Like some other fintech upstarts, Gravity Payments may one day pursue a bank charter, but for now its main focus is helping small-business clients pull out of the pandemic downturn, said Dan Price, the firm’s outspoken founder and CEO.

Price started Gravity Payments at the age of 19 with his brother Lucas in 2004. The Seattle company set out to give small merchants a better price for processing card payments and now has roughly 20,000 clients.

While consumers stayed home last year to curb the spread of COVID-19, Gravity and the small businesses it serves struggled. Revenues were reportedly down at the company by as much as 55%, and employees elected to take pay cuts to avoid layoffs. (Price is perhaps best known for his commitment to paying a $70,000 minimum salary at his company in the name of addressing income inequality.)

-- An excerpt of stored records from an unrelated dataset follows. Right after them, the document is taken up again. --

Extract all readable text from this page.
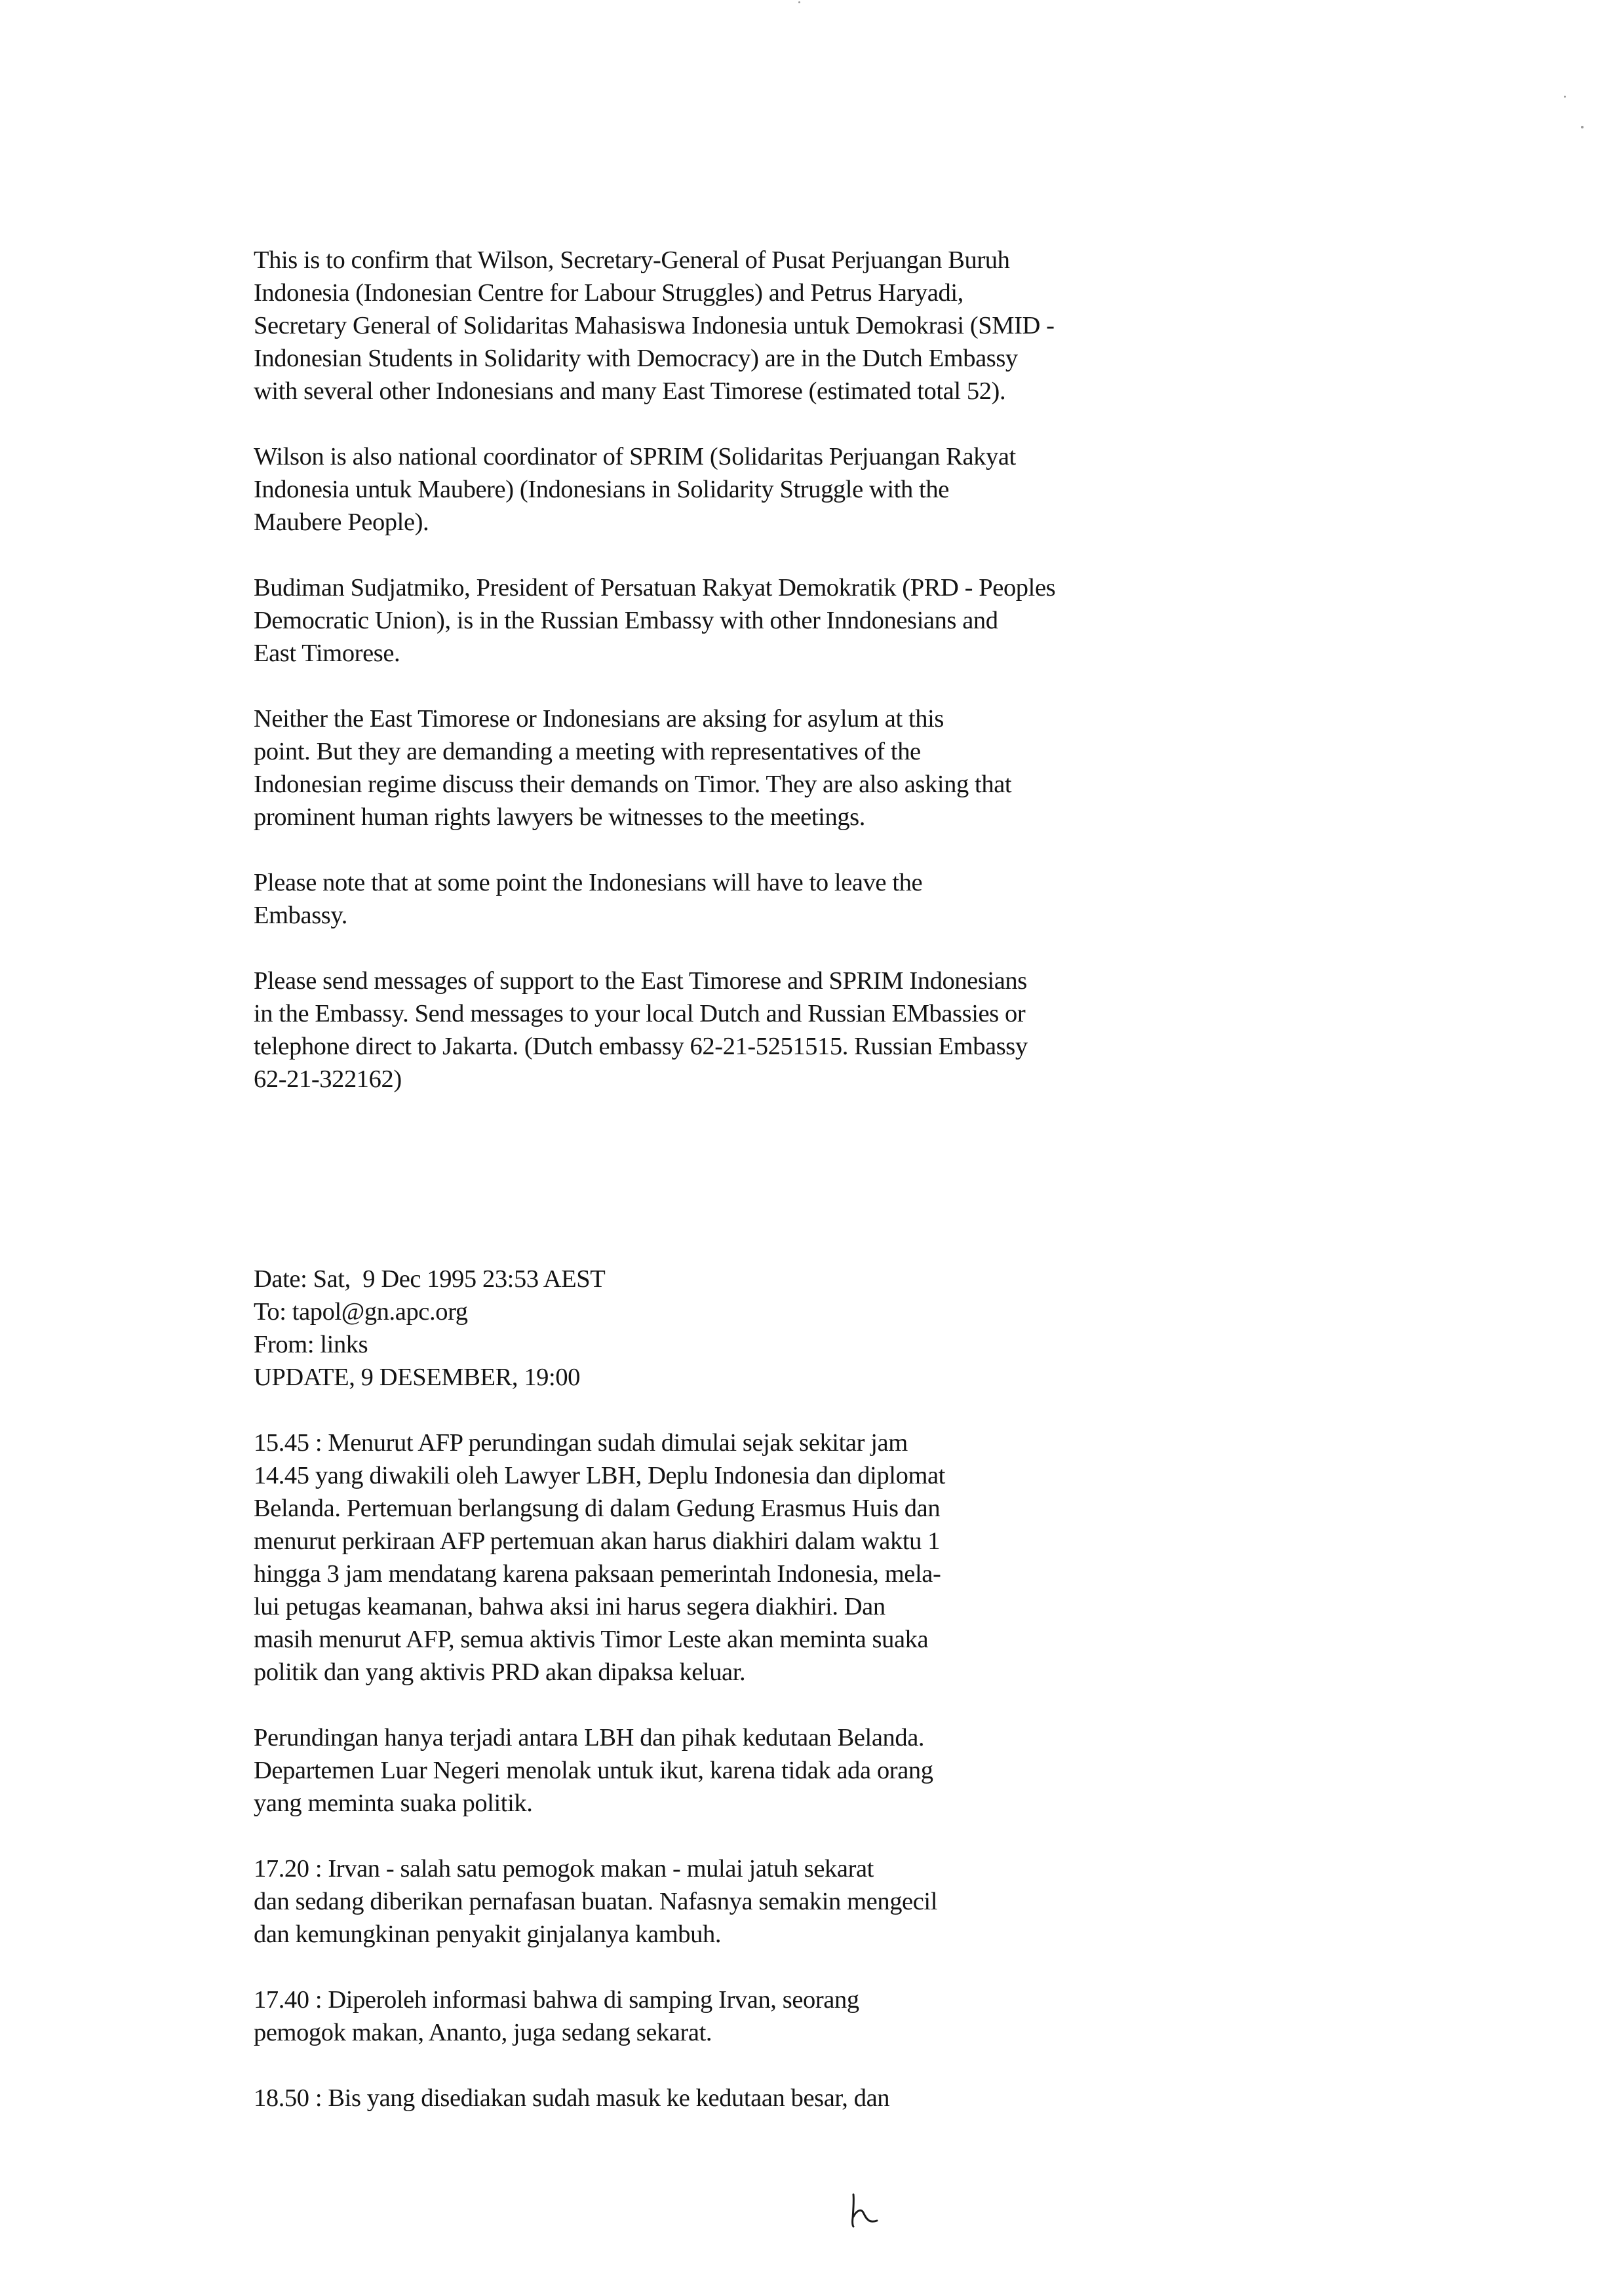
This is to confirm that Wilson, Secretary-General of Pusat Perjuangan Buruh
Indonesia (Indonesian Centre for Labour Struggles) and Petrus Haryadi,
Secretary General of Solidaritas Mahasiswa Indonesia untuk Demokrasi (SMID -
Indonesian Students in Solidarity with Democracy) are in the Dutch Embassy
with several other Indonesians and many East Timorese (estimated total 52).
Wilson is also national coordinator of SPRIM (Solidaritas Perjuangan Rakyat
Indonesia untuk Maubere) (Indonesians in Solidarity Struggle with the
Maubere People).
Budiman Sudjatmiko, President of Persatuan Rakyat Demokratik (PRD - Peoples
Democratic Union), is in the Russian Embassy with other Inndonesians and
East Timorese.
Neither the East Timorese or Indonesians are aksing for asylum at this
point. But they are demanding a meeting with representatives of the
Indonesian regime discuss their demands on Timor. They are also asking that
prominent human rights lawyers be witnesses to the meetings.
Please note that at some point the Indonesians will have to leave the
Embassy.
Please send messages of support to the East Timorese and SPRIM Indonesians
in the Embassy. Send messages to your local Dutch and Russian EMbassies or
telephone direct to Jakarta. (Dutch embassy 62-21-5251515. Russian Embassy
62-21-322162)
Date: Sat,  9 Dec 1995 23:53 AEST
To: tapol@gn.apc.org
From: links
UPDATE, 9 DESEMBER, 19:00
15.45 : Menurut AFP perundingan sudah dimulai sejak sekitar jam
14.45 yang diwakili oleh Lawyer LBH, Deplu Indonesia dan diplomat
Belanda. Pertemuan berlangsung di dalam Gedung Erasmus Huis dan
menurut perkiraan AFP pertemuan akan harus diakhiri dalam waktu 1
hingga 3 jam mendatang karena paksaan pemerintah Indonesia, mela-
lui petugas keamanan, bahwa aksi ini harus segera diakhiri. Dan
masih menurut AFP, semua aktivis Timor Leste akan meminta suaka
politik dan yang aktivis PRD akan dipaksa keluar.
Perundingan hanya terjadi antara LBH dan pihak kedutaan Belanda.
Departemen Luar Negeri menolak untuk ikut, karena tidak ada orang
yang meminta suaka politik.
17.20 : Irvan - salah satu pemogok makan - mulai jatuh sekarat
dan sedang diberikan pernafasan buatan. Nafasnya semakin mengecil
dan kemungkinan penyakit ginjalanya kambuh.
17.40 : Diperoleh informasi bahwa di samping Irvan, seorang
pemogok makan, Ananto, juga sedang sekarat.
18.50 : Bis yang disediakan sudah masuk ke kedutaan besar, dan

“Pretty much every industry right now … monopolies and oligopolies are basically eliminating competition as the way to achieve returns,” said Gravity Payments CEO Dan Price.

With the economy set to recover, Gravity now is striking partnerships with software companies that can help its clients reach customers who are shopping again.

As it has been focused on regaining its footing, other fintech names like Square, LendingClub, Brex and SoFi have made moves to obtain banking charters, either through direct applications with regulators or an acquisition of an existing bank. Last year, Varo Money became the first fintech to get a banking charter approved by federal regulators.

Adding traditional banking services and pursuing a charter may be necessary down the line, Price said in a brief interview. But he also questioned whether the venture capital backers he has long avoided are rushing these companies into charters for the sake of big returns when they exit their investments.

What follows is the interview, which has been edited for length and clarity.

While all these other fintechs are trying to get a bank charter, what are your plans?

DAN PRICE: It’s definitely something we’re keeping an eye on and may need to do at some point.

What are some of the things keeping you from moving it to the front burner?

We only have 200 employees. We’re resource constrained. We would need people at the company to really make that a focus and a priority, and so it’s really just a matter of bringing in the right [ones] into the organization.

What are some of the issues that don’t get talked about enough when a fintech jumps to get a bank charter? Is that being pursued too aggressively?

I don’t have an answer to that off the top of my head other than to say, there is a lot of money that is being thrown out there, and that money wants crazy returns. It wants VC-type returns.

The broader theme is there are so many of these fintechs that are basically raising a ton of money, and it’s no secret why.

Pretty much every industry right now…monopolies and oligopolies are basically eliminating competition as the way to achieve returns. A lot of these companies are throwing massive amounts of money in a lot of different directions and then seeing what sticks in the hopes they won’t actually compete with each other but instead eliminate choice from the small businesses that use them.

But do we need to get a bank charter? Do we need to start doing more traditional, more full-service banking-type services? That is definitely something that we have to consider and keep an eye on.

Is there any timeline for that?


What are your plans in the near term instead? Where would you rather spend those resources?

We had a bit of a tough time as many did during the pandemic. We’re enjoying a chance to really try and be as connected as possible to our clients and do anything that they need. That’s sending us in a lot more directions as opposed to fewer directions right now.

We’re very focused on providing software to our client base that will help them compete with the big companies. The reason we’re so focused on that is that these huge companies are at all-time highs in terms of their valuations and their ability to go out and get money to compete against small businesses. And at a time when small businesses are being squeezed, these huge companies are really making a killing, and that’s bad for all of us.

Our solution for that is to partner with software companies to bring the right software to our small-business clients that would still allow them to compete while still allowing them not to sell out to some giant corporation. We’re adding several software partners every week.